En aquel momento alguien golpeó con los nudillos en el cristal de la puerta del despacho.
—¿Dan ustedes su permiso? —preguntó una voz bien timbrada.
—Avanti! —respondió en italiano la inspectora Marulic.
—¡Buenos días, amigos! —dijo el recién llegado con la energía propia de quien está sano y ha pasado buena noche.
—Pareces otro hombre —comentó Philippe de Vaucluse observando la transformación que se había operado en el aspecto de su amigo.
—¡Soy otro hombre! Deben perdonarme, pero ayer estaba muerto…
—Parece que dormir le ha devuelto al mundo de los vivos —dijo la inspectora esbozando una sonrisa.
—Así es; espero no molestar —añadió el italiano mirando a sus colegas.
—No, no molesta, pero, sin ser descortés, quisiera recordarle que usted no puede participar en la investigación. Está aquí como observador, ¿recuerda?
—Perfectamente. Porque lo recuerdo, es por lo que me he adelantado a venir para decirle a usted y también al comisario que entiendo perfectamente cuál debe ser mi papel en esta fase de la investigación y por eso he decidido esperar a que sean ustedes quienes me digan lo que debo hacer, en el caso de que me necesiten; así que he decidido convertirme en turista. ¿Me permite un papel? —preguntó señalando un taco de post-its de color amarillo.
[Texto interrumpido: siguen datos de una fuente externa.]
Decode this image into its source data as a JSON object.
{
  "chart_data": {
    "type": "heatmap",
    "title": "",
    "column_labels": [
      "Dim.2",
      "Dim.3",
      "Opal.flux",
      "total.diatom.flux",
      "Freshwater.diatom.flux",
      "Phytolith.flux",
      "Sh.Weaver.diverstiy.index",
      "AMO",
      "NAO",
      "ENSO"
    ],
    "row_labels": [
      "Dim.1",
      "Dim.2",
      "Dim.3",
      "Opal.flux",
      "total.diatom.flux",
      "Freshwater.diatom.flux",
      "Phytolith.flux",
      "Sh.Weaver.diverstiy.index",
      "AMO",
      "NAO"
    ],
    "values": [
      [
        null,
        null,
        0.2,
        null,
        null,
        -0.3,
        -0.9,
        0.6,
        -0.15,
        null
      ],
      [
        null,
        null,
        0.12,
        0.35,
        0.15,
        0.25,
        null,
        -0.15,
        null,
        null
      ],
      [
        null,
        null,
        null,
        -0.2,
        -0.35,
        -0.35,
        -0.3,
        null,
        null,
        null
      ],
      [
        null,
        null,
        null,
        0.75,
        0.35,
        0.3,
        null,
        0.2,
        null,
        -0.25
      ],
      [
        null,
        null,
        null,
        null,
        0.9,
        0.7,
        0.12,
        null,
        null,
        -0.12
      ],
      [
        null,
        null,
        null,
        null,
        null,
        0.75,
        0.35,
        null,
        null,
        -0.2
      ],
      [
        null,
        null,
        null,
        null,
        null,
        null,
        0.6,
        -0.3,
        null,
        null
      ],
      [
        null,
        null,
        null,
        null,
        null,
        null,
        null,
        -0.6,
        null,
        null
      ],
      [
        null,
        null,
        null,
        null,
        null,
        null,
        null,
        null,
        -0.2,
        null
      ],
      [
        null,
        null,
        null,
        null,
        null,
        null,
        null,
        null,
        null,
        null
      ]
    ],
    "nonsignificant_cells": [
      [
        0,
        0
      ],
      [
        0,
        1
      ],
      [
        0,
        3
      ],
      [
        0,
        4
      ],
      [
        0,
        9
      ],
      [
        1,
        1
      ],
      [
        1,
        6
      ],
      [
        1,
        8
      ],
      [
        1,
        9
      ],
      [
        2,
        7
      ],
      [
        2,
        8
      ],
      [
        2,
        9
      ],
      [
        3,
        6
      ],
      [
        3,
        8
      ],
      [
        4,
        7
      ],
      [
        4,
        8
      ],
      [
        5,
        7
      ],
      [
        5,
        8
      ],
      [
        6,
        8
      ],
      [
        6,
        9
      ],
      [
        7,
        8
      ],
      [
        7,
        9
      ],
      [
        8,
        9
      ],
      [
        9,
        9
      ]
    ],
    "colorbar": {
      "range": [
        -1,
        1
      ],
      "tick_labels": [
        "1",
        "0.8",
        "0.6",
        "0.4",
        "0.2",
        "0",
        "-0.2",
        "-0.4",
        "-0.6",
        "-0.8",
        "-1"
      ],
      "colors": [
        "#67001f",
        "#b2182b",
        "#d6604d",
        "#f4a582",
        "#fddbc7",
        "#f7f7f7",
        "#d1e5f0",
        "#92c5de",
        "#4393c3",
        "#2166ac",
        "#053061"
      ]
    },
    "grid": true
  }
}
—Sí, claro, coja usted los que necesite —respondió la mujer.
—Mire, aquí le apunto el número de mi móvil —dijo el policía italiano—. Si me necesita, llámeme. Tú —añadió, mirando a Philippe de Vaucluse— ya lo tienes.
El francés asintió.
—… En fin, acabaré creyendo en los milagros. Va a ser verdad que voy a tener algo de vacaciones —exclamó Marco Sforza con una sonrisa forzada.
—Le tendremos al tanto, comisario. Lo siento, es la ley, esto no es Venecia —dijo la inspectora con voz neutra.
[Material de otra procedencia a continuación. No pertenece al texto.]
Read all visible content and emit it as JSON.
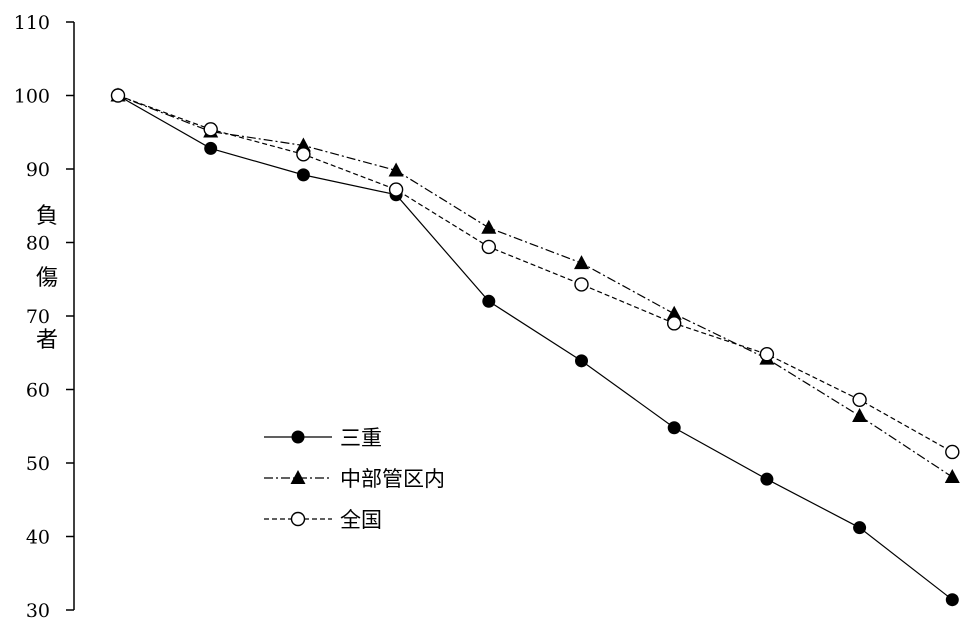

—Lo fue; un día perteneció a Venecia, cuando antes de llamarse Dubrovnik los venecianos la llamaban Ragusa; pero no tema, los tiempos de las colonias, afortunadamente, quedaron atrás —contestó el italiano.
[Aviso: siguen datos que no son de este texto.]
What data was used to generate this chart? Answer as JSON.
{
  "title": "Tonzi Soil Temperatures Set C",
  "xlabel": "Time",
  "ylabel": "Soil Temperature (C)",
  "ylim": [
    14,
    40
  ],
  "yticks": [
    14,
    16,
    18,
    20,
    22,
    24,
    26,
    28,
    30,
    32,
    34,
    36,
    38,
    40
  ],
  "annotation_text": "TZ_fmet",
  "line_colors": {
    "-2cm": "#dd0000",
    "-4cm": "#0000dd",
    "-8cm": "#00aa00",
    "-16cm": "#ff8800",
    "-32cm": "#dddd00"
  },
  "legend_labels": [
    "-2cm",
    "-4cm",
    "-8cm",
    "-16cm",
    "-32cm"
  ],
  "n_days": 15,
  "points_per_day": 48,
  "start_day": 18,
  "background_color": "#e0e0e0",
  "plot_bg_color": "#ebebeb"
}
—Afortunadamente —respondió con sequedad la mujer.
—Bueno, bueno, si nos ponemos así —terció el comisario Vaucluse—, tendré que recordar que en tiempos de Napoleón también perteneció a Francia. Creo, Marco, que lo mejor será que aproveches el día. Vamos a organizamos y a investigar sobre el Touareg. Con el permiso de la inspectora Marulic, en cuanto tengamos alguna novedad, ella misma te lo hará saber. ¿No es así, inspectora?
—Sí. Es lo acordado.
Marco Sforza no dijo más, se despidió, dio media vuelta y salió al encuentro de aquella hermosa pero claustrofóbica ciudad convertida en una gran tienda para turistas. Una tienda rodeada de las almenas más transitadas del mundo después de las de la Gran Muralla china.